European leaders think they must match America or face catastrophic deindustrialisation. They have forgotten the logic of comparative advantage, which guarantees that countries will always have something to export, no matter how many cheques foreign governments write or how productive their trading partners become. Denmark has no car industry to speak of, but GDP per person is 11% higher than in Germany. Even the benefits to workers are overstated, because manufacturing jobs no longer pay a premium over comparable service work.

The potential for the manufacturing obsession to backfire is enormous. The state of New York spent nearly $1bn building a solar-panel factory which Tesla pays $1 a year to rent. The idea was to create a manufacturing hub but the project has returned only 54 cents in benefits per dollar spent; according to the Wall Street Journal, the only new nearby business is a coffee shop. India’s attempt to boost its mobile-phone industry appears to have brought mainly low-value assembly work. The lesson from South Korea is that national champions must be exposed to global competition and allowed to fail.
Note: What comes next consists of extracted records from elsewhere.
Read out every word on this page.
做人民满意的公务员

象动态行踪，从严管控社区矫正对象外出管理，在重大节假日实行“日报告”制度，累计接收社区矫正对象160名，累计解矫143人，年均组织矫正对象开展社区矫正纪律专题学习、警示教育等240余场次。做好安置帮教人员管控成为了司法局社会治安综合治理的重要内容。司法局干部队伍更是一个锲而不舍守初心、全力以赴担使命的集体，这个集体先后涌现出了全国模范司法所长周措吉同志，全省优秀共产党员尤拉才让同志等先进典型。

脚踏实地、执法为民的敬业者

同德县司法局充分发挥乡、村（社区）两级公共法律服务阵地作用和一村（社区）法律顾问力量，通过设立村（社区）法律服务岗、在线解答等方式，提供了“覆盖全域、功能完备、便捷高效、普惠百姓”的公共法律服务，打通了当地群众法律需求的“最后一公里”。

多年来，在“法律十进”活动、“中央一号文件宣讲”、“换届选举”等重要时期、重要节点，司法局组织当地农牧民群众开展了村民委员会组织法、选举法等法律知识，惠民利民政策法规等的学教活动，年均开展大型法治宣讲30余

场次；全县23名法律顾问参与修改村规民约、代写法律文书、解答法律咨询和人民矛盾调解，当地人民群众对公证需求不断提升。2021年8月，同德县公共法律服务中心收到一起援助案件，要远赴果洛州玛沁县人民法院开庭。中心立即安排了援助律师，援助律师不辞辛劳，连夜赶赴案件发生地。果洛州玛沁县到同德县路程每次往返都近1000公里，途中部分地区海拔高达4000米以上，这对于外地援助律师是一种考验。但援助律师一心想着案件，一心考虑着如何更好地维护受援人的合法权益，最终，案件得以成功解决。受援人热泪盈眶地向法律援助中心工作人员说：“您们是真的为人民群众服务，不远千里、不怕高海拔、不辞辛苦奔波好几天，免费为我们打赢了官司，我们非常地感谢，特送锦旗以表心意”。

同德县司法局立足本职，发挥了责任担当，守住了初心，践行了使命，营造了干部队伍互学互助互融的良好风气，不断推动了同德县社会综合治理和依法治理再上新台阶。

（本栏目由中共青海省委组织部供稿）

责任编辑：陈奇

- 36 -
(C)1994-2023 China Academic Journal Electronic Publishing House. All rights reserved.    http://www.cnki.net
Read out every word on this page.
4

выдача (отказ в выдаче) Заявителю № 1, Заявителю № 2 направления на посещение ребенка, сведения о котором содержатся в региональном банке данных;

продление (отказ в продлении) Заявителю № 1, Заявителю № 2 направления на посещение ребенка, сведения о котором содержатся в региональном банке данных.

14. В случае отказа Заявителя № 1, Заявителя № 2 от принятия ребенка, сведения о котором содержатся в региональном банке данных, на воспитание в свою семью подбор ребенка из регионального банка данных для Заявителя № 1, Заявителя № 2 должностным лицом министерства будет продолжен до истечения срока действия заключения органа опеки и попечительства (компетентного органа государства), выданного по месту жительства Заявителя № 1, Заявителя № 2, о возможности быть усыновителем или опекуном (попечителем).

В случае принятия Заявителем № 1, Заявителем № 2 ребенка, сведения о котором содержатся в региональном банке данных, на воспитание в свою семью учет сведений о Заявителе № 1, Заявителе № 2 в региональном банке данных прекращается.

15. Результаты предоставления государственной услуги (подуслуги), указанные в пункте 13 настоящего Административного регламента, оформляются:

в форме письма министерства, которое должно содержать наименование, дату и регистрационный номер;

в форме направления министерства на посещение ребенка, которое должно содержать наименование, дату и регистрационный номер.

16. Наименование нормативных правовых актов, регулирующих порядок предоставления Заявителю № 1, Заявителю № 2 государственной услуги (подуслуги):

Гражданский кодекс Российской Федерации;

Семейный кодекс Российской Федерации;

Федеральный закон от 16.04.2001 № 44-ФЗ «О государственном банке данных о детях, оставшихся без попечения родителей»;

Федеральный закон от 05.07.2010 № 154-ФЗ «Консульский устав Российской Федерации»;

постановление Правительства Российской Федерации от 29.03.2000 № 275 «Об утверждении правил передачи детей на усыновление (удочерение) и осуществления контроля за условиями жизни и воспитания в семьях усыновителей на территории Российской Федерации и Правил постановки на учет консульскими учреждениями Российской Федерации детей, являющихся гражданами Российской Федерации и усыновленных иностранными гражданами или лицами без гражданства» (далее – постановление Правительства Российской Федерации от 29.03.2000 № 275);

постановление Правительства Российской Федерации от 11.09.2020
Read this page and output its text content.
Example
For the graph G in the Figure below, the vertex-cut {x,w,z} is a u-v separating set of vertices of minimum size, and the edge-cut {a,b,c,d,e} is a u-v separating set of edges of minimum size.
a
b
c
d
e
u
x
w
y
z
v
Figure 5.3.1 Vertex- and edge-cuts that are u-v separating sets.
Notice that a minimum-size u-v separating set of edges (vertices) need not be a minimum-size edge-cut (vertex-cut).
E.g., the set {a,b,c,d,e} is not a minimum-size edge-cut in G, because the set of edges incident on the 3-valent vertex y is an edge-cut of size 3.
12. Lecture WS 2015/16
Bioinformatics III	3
The temptation today will be to protect them, come what may.

America says it wants a “small yard and a high fence”. For national security, in particular, access to vital technologies is worth paying for. Yet unless policymakers are clear about the dangers of subsidies, the fenced-in yard will only get bigger. However well-intentioned those doling out money today, their successors are likely to be less focused and more lobbied. Governments are not wrong to pursue good jobs, the green transition or national security. But if they succumb to the manufacturing delusion, they will leave their countries worse off.